Thomas van Aquino stelde Aristoteles' onbewogen beweger gelijk aan de christelijke God en betoogde dat
dit hetzelfde was als wat er in de Bijbel stond. Het gevolg van dit verband tussen de Bijbel en Aristoteles
, was dat men niet langer kon ontsnappen aan Aristoteles' ideeën, omdat ze voortaan verbonden waren met
God. Het oneens zijn met Aristoteles betekende dat je het oneens was met God, wat in die tijd
onaanvaardbaar was, gezien de macht van de katholieke kerk.
Dit had ernstige gevolgen voor de kennisverwerving. Aristoteles had een sterke mening over experimenten.
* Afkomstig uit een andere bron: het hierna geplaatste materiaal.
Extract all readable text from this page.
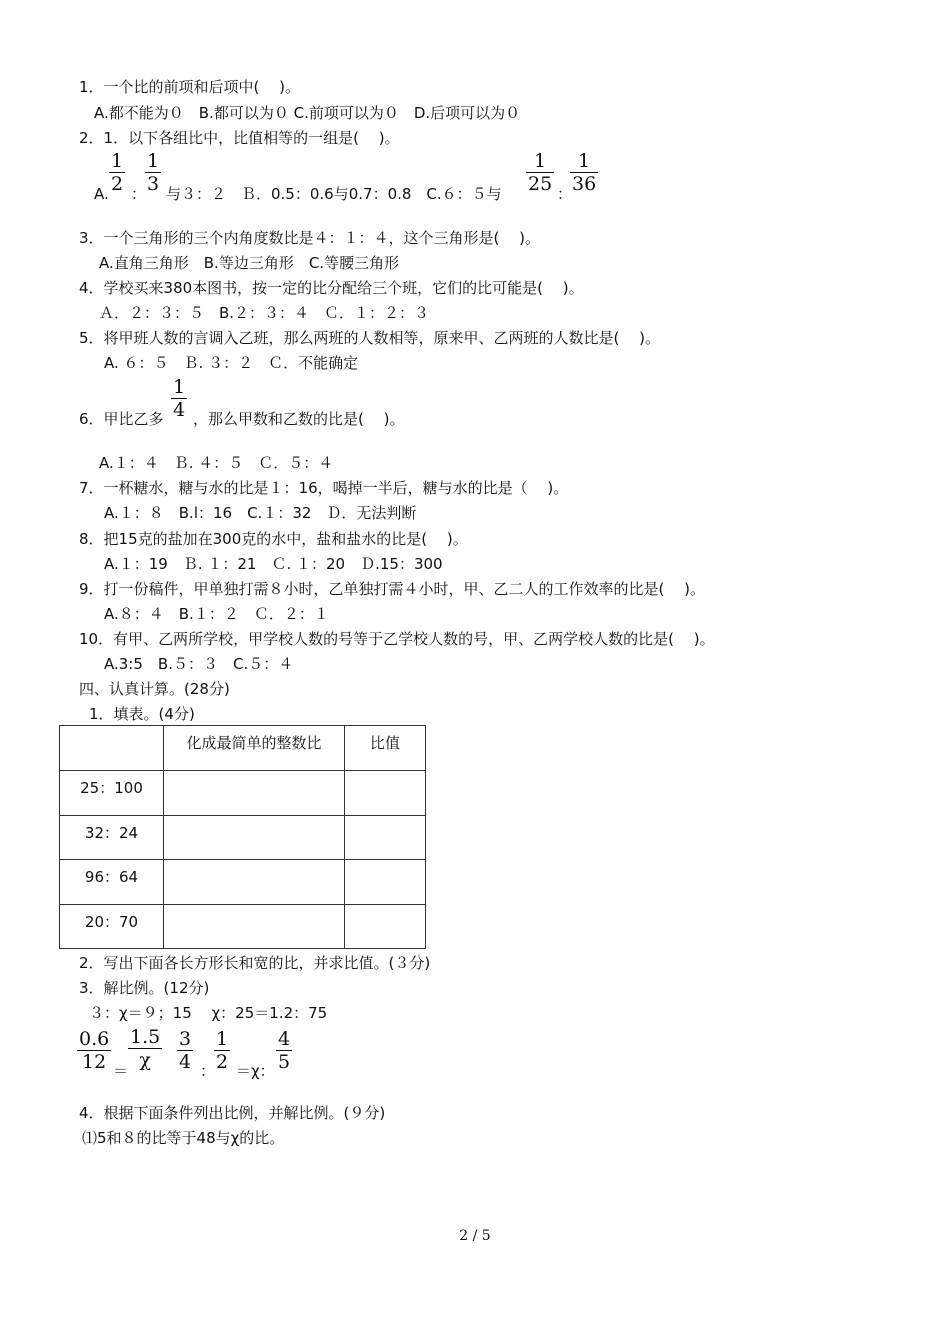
1．一个比的前项和后项中(　 )。
A.都不能为０　B.都可以为０ C.前项可以为０　D.后项可以为０
2．1．以下各组比中，比值相等的一组是(　 )。
A.
1
2 ：
1
3 与３：２　Ｂ．0.5：0.6与0.7：0.8　C.６：５与
1
25 ：
1
36
3．一个三角形的三个内角度数比是４：１：４，这个三角形是(　 )。
A.直角三角形　B.等边三角形　C.等腰三角形
4．学校买来380本图书，按一定的比分配给三个班，它们的比可能是(　 )。
Ａ．２：３：５　B.２：３：４　Ｃ．１：２：３
5．将甲班人数的言调入乙班，那么两班的人数相等，原来甲、乙两班的人数比是(　 )。
A. ６：５　Ｂ. ３：２　Ｃ．不能确定
6．甲比乙多
1
4 ，那么甲数和乙数的比是(　 )。
A.１：４　Ｂ. ４：５　Ｃ．５：４
7．一杯糖水，糖与水的比是１：16，喝掉一半后，糖与水的比是（　 )。
A.１：８　B.l：16　C.１：32　Ｄ．无法判断
8．把15克的盐加在300克的水中，盐和盐水的比是(　 )。
A.１：19　Ｂ. １：21　Ｃ. １：20　Ｄ.15：300
9．打一份稿件，甲单独打需８小时，乙单独打需４小时，甲、乙二人的工作效率的比是(　 )。
A.８：４　B.１：２　Ｃ．２：１
10．有甲、乙两所学校，甲学校人数的号等于乙学校人数的号，甲、乙两学校人数的比是(　 )。
A.3:5　B.５：３　C.５：４
四、认真计算。(28分)
1．填表。(4分)
	化成最简单的整数比	比值
25：100		
32：24		
96：64		
20：70		
2．写出下面各长方形长和宽的比，并求比值。(３分)
3．解比例。(12分)
３：χ＝９；15　 χ：25＝1.2：75
0.6
12 ＝
1.5
χ
3
4 ：
1
2 ＝χ：
4
5
4．根据下面条件列出比例，并解比例。(９分)
⑴5和８的比等于48与χ的比。
2 / 5
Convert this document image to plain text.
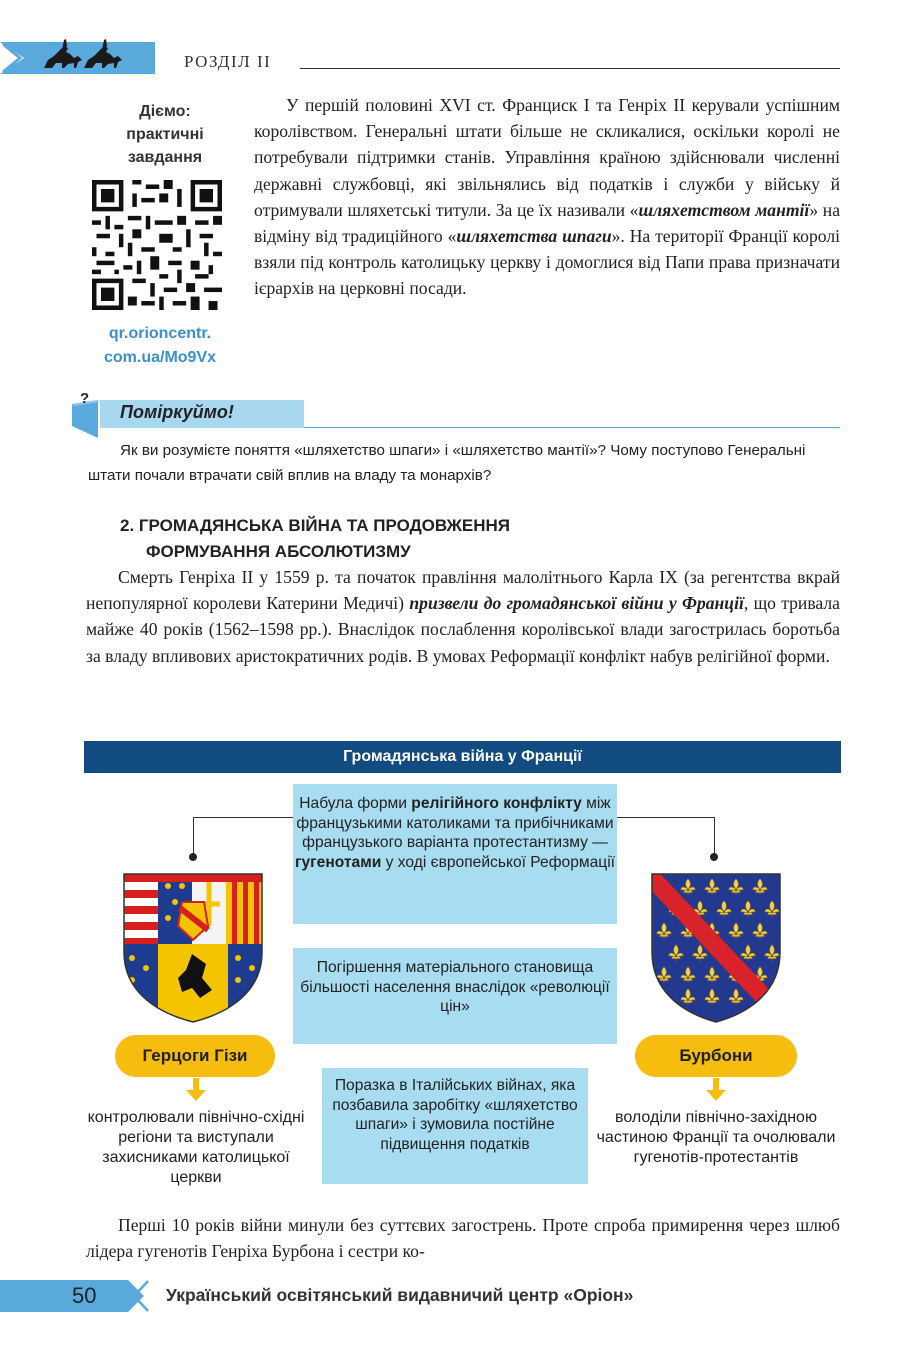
РОЗДІЛ ІІ
Діємо: практичні завдання
qr.orioncentr. com.ua/Mo9Vx
У першій половині XVI ст. Франциск І та Генріх ІІ керували успішним королівством. Генеральні штати більше не скликалися, оскільки королі не потребували підтримки станів. Управління країною здійснювали численні державні службовці, які звільнялись від податків і служби у війську й отримували шляхетські титули. За це їх називали «шляхетством мантії» на відміну від традиційного «шляхетства шпаги». На території Франції королі взяли під контроль католицьку церкву і домоглися від Папи права призначати ієрархів на церковні посади.
?
Поміркуймо!
Як ви розумієте поняття «шляхетство шпаги» і «шляхетство мантії»? Чому поступово Генеральні штати почали втрачати свій вплив на владу та монархів?
2. ГРОМАДЯНСЬКА ВІЙНА ТА ПРОДОВЖЕННЯ
ФОРМУВАННЯ АБСОЛЮТИЗМУ
Смерть Генріха ІІ у 1559 р. та початок правління малолітнього Карла ІХ (за регентства вкрай непопулярної королеви Катерини Медичі) призвели до громадянської війни у Франції, що тривала майже 40 років (1562–1598 рр.). Внаслідок послаблення королівської влади загострилась боротьба за владу впливових аристократичних родів. В умовах Реформації конфлікт набув релігійної форми.
Громадянська війна у Франції
Набула форми релігійного конфлікту між французькими католиками та прибічниками французького варіанта протестантизму — гугенотами у ході європейської Реформації
Погіршення матеріального становища більшості населення внаслідок «революції цін»
Поразка в Італійських війнах, яка позбавила заробітку «шляхетство шпаги» і зумовила постійне підвищення податків
Герцоги Гізи	Бурбони
контролювали північно-східні регіони та виступали захисниками католицької церкви
володіли північно-західною частиною Франції та очолювали гугенотів-протестантів
Перші 10 років війни минули без суттєвих загострень. Проте спроба примирення через шлюб лідера гугенотів Генріха Бурбона і сестри ко-
50	Український освітянський видавничий центр «Оріон»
Aristoteles deed geen experimenten omdat hij vond dat die niets bijdroegen aan de kennis over de
natuurlijke wereld. Hij vond dat men door dingen te manipuleren tegen de natuur inging en dat men daarom
niets over de natuurlijke wereld kon leren. Observatie was volgens hem een betere methode. Dus, als je de
Aristotelische visie accepteerde (zoals men in de Middeleeuwen deed), accepteerde je dat je geen
experimenten moest doen. Daarom werden er in de Middeleeuwen weinig ontdekkingen gedaan en kwam
de ontwikkeling van filosofie en wetenschap tot stilstand tot het einde van de Middeleeuwen, toen de
katholieke kerk niet meer zoveel macht had.